# The Birthday Paradox

#### July 4, 2001

Please e-mail comments, corrections and additions to the webmaster at pje@efgh.com.

A favorite problem in elementary probability and statistics courses is the Birthday Problem: What is the probability that at least two of N randomly selected people have the same birthday? (Same month and day, but not necessarily the same year.)

A second part of the problem: How large must N be so that the probability is greater than 50 percent? The answer is 23, which strikes most people as unreasonably small. For this reason, the problem is often called the Birthday Paradox. Some sharpies recommend betting, at even money, that there are duplicate birthdays among any group of 23 or more people. Presumably, there are some ill-informed suckers who will accept the bet.

The problem is usually simplified by assuming two things:

1. Nobody was born on February 29.
2. People's birthdays are equally distributed over the other 365 days of the year.

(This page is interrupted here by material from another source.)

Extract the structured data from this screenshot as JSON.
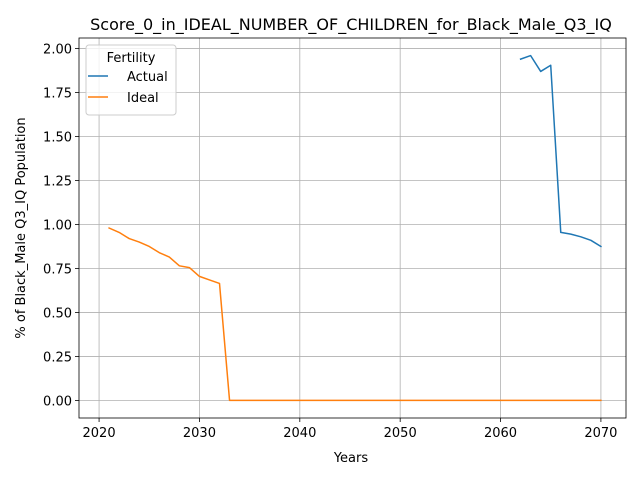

One of the first things to notice about this problem is that it is much easier to solve the complementary problem: What is the probability that N randomly selected people have all different birthdays? We can write this as a recursive function:

```double different_birthdays(int n)
{
return n == 1 ? 1.0 : different_birthdays(n-1) * (365.0-(n-1))/365.0;
}
```
Obviously, for N = 1 the probability is 1. For N>1, the probability is the product of two probabilities:
1. That the first N-1 people have all different birthdays.
2. That the N-th person has a birthday different from any of the first N-1.

A program to display the probabilities goes something like this:

```void main(void)
{
int n;
for (n = 1; n <= 365; n++)
printf("%3d: %e\n", n, 1.0-different_birthdays(n));
}
```
The result is something like this:
```  1: 0.000000e+00
2: 2.739726e-03
3: 8.204166e-03
4: 1.635591e-02
5: 2.713557e-02
***
20: 4.114384e-01
21: 4.436883e-01
22: 4.756953e-01
23: 5.072972e-01
24: 5.383443e-01
25: 5.686997e-01
***
```

The probability that at least two of N people have the same birthday rises above 0.5 when N=23.

BUT WHAT ABOUT LEAP YEAR?

The original problem can be solved with a slide rule, which is exactly what I did when I first heard it many, many years ago.

If we add February 29 to the mix, it gets considerably more complicated. In this case, we make some additional assumptions:

1. Equal numbers of people are born on days other than February 29.
2. The number of people born on February 29 is one-fourth of the number of people born on any other day.

Hence the probability that a randomly selected person was born on February 29 is 0.25/365.25, and the probability that a randomly selected person was born on another specified day is 1/365.25.

The probability that N persons, possibly including one born on February 29, have distinct birthdays is the sum of two probabilities:

1. That the N persons were born on N different days other than February 29.
2. That the N persons were born on N different days, and include one person born on February 29.

The probabilities add because the two cases are mutually exclusive.

Now each probability can be expressed recursively:

```double different_birthdays_excluding_Feb_29(int n)
{
return n == 1 ? 365.0/365.25  :
different_birthdays_excluding_Feb_29(n-1) * (365.0-(n-1)) / 365.25;
}

double different_birthdays_including_Feb_29(int n)
{
return n == 1 ? 0.25 / 365.25 :
different_birthdays_including_Feb_29(n-1) * (365.0-(n-2)) / 365.25 +
different_birthdays_excluding_Feb_29(n-1) * 0.25 / 365.25;
}
```

A program to display the probabilities goes something like this:

```void main(void)
{
int n;
for (n = 1; n <= 366; n++)
printf("%3d: %e\n", n, 1.0-different_birthdays_excluding_Feb_29(n) -
different_birthdays_including_Feb_29(n));
}
```

The result is something like this:

```  1: -8.348357e-18
2: 2.736445e-03
3: 8.194354e-03
4: 1.633640e-02
5: 2.710333e-02
***
20: 4.110536e-01
21: 4.432853e-01
22: 4.752764e-01
23: 5.068650e-01
24: 5.379013e-01
25: 5.682487e-01
***
```

As expected, the probabilities are slightly lower, because there is a lower probability of matching birthdays when there are more possible birthdays. But the smallest number with probability greater than 0.5 is still 23.

Of course, a mathematical purist may argue that leap years don't always come every four years, so the calculations need further modification. However, the last quadrennial year that wasn't a leap year was 1900, and the next one will be 2100. The number of persons now living who were born in 1900 is so small that I think our approximation is valid for all practical purposes. But you are welcome to make the required modifications if you wish.

The Birthday Paradox has implications beyond the world of parlor betting. A standard technique in data storage is to assign each item a number called a hash code. The item is then stored in a bin corresponding to its hash code. This speeds up retrieval because only a single bin must be searched. The Birthday Paradox shows that the probability that two or more items will end up in the same bin is high even if the number of items is considerably less than the number of bins. Hence efficient handling of bins containing two or more items is required in all cases.